O quadro é isto que, nos jogos de sombras e luz, faz tela, isso que faz mancha na visão. O sujeito, aí, deve ser colocado como estando sob o olhar do Outro, fora. É por isso que para este olhar do Outro, ele faz mancha no quadro. (É o que Lacan chamou, em Subversão do Sujeito de ponto de opacidade subjetiva) - “Sem dúvidas, no fundo de meu olho se pinta o quadro. O quadro visto, está no meu olho. Mas eu, eu estou no quadro” (Lacan, Sem. XI). Eu estou aí, preso, capturado por isso que me olha e que eu ignoro. No quadro, portanto, o sujeito deve se referendar como tal, na medida em que é aí que se encontra, cifrado, isso que o causa como desejoso.
É como se disséssemos: você quer olhar, pois bem, veja então isto! E aí lhe será oferecido algo a ver (um quadro, p.ex.) que recobre, esconde, isso que o sujeito quer ver.
A relação do olhar a isso que se quer ver é uma relação de engano. O sujeito se apresenta como outro que ele não é, e isso que se lhe dá a ver não é o que ele quer ver, pois o que ele quer ver, e que olha não é visível ... para além do quadro como tela não há nada.
Esse nada é o olhar, é o buraco central e esvaziado que faz existir o quadro como tal e institui o sujeito no visível.

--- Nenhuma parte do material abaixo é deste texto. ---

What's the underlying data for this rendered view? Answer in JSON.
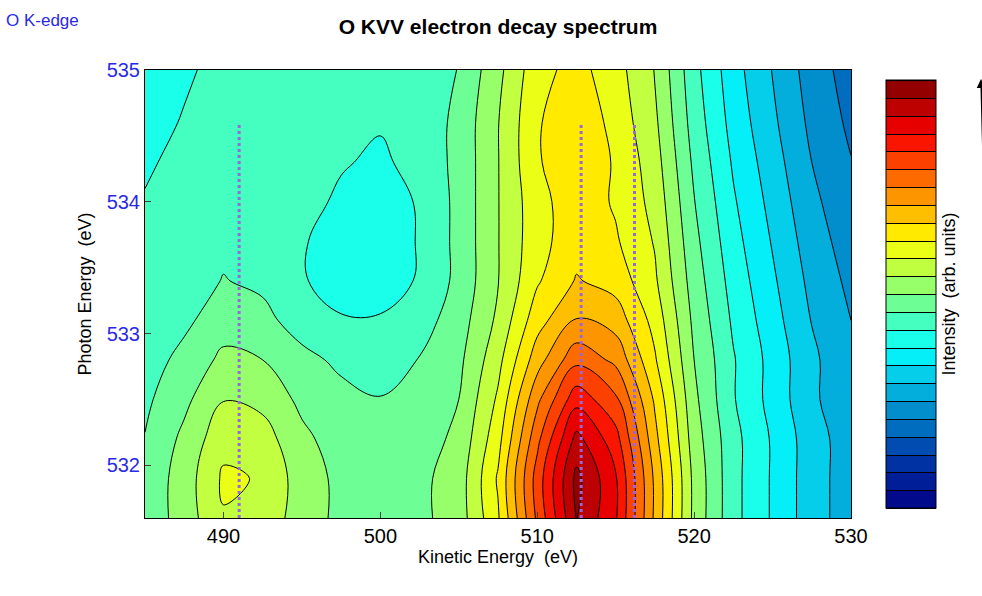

A segunda escanção é em torno do voyeurismo:
À pergunta:”o que se passa no voyeurismo?, Lacan vai responder que “no momento do ato do voyeur (...) o sujeito não está aí enquanto o que se trata de ver (...) ele está aí enquanto perverso e ele se situa no final da curva pulsional. Quanto ao objeto (...) a curva gira em torno dele, ele é o míssil (...) o objeto é aqui olhar - olhar que é sujeito (...) que faz a mosca do tiro ao alvo”.
Isto o sujeito alcança por um processo rigoroso de desubjetivação. Neste ponto o sujeito não pode mais nem dizer, nem ver porque, ao se tornar ele mesmo olhar, ele se tornou o que tão avidamente vinha buscando ver. Assim, ao se tornar o que buscava não verá mais nada e o objeto lhe escapará.

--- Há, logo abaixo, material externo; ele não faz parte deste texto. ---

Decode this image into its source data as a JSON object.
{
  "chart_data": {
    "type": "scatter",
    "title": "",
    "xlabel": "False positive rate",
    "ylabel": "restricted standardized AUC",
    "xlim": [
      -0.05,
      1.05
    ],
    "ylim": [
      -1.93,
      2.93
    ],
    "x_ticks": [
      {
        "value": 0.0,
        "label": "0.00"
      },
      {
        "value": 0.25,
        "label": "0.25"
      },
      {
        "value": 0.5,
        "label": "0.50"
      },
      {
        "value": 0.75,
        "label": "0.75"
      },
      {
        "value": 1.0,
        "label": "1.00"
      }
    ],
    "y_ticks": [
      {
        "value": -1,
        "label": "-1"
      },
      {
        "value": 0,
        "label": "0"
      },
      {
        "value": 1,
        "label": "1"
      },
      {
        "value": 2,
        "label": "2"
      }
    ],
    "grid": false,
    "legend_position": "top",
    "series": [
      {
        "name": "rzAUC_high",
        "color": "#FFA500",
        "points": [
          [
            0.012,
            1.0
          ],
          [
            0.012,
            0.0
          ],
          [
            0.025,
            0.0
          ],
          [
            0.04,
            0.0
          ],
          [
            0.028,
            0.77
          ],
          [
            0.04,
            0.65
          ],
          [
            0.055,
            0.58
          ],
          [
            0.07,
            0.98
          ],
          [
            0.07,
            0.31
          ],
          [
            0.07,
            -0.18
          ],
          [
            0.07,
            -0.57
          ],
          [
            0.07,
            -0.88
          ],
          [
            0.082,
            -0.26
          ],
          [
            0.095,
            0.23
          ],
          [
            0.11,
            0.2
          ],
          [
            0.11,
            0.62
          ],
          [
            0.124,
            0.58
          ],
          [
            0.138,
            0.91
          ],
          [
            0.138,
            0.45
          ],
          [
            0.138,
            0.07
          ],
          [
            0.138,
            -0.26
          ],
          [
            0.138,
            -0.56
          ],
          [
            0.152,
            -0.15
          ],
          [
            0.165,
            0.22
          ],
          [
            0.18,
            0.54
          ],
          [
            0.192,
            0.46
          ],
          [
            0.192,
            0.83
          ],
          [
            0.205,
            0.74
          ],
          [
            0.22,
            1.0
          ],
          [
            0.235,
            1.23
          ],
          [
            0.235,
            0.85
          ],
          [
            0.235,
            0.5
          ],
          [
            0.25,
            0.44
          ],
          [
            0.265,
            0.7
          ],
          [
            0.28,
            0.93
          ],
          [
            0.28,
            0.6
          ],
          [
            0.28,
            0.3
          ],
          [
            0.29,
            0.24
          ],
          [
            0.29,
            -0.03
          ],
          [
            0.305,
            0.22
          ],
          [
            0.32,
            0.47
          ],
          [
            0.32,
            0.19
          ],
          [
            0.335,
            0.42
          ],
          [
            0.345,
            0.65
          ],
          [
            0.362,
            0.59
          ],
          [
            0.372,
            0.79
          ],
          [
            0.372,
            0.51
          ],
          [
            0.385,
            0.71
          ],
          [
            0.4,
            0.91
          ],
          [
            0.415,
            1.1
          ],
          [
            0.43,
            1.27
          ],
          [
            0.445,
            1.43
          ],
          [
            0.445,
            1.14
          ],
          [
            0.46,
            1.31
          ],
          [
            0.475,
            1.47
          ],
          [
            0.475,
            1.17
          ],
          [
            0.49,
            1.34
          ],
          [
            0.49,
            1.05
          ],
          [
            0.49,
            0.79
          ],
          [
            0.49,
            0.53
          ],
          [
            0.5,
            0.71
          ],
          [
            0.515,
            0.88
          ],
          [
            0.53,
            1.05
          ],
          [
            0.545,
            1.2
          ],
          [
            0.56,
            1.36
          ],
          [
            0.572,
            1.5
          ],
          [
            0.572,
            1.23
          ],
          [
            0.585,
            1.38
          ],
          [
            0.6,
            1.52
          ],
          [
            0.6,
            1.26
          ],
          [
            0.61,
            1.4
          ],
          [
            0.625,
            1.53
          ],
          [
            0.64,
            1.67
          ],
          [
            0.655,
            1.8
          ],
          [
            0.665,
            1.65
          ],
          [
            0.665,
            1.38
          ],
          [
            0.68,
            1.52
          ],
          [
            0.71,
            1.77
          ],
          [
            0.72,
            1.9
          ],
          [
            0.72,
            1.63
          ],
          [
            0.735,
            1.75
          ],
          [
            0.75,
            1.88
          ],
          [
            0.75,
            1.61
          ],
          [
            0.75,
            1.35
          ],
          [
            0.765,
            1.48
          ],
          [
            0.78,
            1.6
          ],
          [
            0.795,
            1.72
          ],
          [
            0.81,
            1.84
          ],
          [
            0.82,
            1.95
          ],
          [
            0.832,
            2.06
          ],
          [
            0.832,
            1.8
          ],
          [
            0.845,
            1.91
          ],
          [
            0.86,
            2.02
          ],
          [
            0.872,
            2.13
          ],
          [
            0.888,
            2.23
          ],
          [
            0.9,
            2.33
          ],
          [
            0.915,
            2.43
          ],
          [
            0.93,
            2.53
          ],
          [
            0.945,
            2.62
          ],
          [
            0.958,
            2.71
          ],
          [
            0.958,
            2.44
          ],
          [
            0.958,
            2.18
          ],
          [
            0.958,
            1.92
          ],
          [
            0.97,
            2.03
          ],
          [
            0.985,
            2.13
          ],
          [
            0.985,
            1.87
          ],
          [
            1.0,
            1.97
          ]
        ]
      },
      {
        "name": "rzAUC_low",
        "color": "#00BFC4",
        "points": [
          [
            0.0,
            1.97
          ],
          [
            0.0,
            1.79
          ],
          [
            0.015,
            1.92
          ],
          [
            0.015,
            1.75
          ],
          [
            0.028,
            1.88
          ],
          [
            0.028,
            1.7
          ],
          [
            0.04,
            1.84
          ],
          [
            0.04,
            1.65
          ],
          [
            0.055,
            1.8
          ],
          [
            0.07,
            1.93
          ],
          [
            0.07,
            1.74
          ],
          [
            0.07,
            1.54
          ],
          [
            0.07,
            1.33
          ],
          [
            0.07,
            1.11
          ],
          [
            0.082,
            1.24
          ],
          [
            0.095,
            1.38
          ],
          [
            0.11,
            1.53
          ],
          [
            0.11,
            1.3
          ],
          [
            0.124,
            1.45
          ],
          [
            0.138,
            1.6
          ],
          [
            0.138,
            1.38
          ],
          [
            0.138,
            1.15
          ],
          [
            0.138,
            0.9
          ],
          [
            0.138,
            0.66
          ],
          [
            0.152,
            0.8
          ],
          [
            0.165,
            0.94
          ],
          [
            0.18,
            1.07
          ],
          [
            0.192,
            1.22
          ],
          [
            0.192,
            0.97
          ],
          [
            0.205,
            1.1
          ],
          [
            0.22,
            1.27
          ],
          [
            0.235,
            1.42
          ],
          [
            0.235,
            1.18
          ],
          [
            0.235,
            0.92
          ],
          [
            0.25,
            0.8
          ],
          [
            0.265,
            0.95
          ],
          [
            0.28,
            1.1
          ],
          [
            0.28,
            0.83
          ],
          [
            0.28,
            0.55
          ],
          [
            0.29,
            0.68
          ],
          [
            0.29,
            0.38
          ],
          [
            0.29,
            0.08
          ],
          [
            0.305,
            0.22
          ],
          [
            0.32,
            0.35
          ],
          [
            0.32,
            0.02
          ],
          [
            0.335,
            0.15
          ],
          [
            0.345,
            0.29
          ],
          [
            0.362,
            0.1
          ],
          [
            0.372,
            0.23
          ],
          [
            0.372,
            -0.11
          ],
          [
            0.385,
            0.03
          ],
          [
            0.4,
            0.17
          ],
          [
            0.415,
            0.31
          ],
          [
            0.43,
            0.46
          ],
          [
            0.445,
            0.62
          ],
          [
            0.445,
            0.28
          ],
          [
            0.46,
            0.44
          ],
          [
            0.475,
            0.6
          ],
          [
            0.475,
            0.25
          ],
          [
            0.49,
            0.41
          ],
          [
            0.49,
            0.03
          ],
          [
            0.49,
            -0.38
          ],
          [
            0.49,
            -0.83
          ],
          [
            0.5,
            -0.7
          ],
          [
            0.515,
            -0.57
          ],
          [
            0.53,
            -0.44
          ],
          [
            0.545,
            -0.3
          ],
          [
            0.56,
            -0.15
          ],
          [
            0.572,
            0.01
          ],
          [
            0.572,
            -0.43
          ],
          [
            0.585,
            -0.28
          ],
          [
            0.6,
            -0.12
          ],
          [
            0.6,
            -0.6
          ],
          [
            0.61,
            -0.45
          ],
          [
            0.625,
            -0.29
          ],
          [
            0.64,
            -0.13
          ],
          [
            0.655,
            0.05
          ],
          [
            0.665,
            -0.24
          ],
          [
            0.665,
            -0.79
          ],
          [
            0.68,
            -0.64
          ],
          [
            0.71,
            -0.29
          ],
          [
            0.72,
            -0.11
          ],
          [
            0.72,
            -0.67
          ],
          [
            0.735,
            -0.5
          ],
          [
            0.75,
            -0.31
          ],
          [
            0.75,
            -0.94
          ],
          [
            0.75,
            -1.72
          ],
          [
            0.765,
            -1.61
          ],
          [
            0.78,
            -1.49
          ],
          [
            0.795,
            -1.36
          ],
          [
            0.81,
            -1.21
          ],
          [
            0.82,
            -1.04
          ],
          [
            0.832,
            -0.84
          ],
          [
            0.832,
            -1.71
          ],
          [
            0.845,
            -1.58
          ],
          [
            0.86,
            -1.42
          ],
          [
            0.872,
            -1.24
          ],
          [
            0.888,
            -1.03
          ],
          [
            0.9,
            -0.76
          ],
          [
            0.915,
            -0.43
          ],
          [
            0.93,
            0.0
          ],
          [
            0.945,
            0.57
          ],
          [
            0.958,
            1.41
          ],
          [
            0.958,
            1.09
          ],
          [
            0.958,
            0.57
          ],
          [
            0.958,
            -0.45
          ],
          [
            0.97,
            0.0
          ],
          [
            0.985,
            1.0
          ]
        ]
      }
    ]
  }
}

Identificando-se, portanto, ao que lhe divide, este resto esvaziado do jogo significante, ele não pode mais dizer, nem explicar. Fascinado, ele estará silente e ... cego.
Por isso é que Lacan nos diz que o voyeur, na verdade, busca “o objeto enquanto ausência. Isso que ele busca e encontra, não é mais que uma sombra, uma sombra por detrás da cortina... Isso que ele busca não é, como se diz, o falo, mas justamente sua ausência...”
Em outras palavras, efetivamente, por detrás da cortina, para além da tela pintada, há nada, malgrado todas as elucubrações, e esse nada é o olhar que o sujeito se torna, para-além, quando seu alvo é atingido.
Véu, tela, pintura, rasura, são artifícios para esconder o membro sexual, na medida mesmo de sua ausência na mãe (-j).
Quer se queria ou não o falo está sempre velado, enquanto significante que inscreve que o gozo falta ao sujeito, que a relação sexual é impossível. Como consequência, o percurso vai se esgotar em verificar o falo, a tentar fazê-lo reentrar no campo do uso, a tentar devolver ao corpo o gozo perdido, se tornando “um recuperador de gozo e, o objeto que ele substitui ao Outro, será um condensador do gozo perdido”. É como o perverso vai, ao se colocar no lugar da falta fálica como objeto que se faz ver, tentar trazer a esse Outro uma consistência de ser sexuado.
“Restituir o olhar como mais-de-gozar” ao Outro fará desse Outro um ser sexuado para-além da castração fazendo com que aí, onde corpo e gozo - incompatíveis desde a entrada do simbólico - sejam, enfim, compatíveis.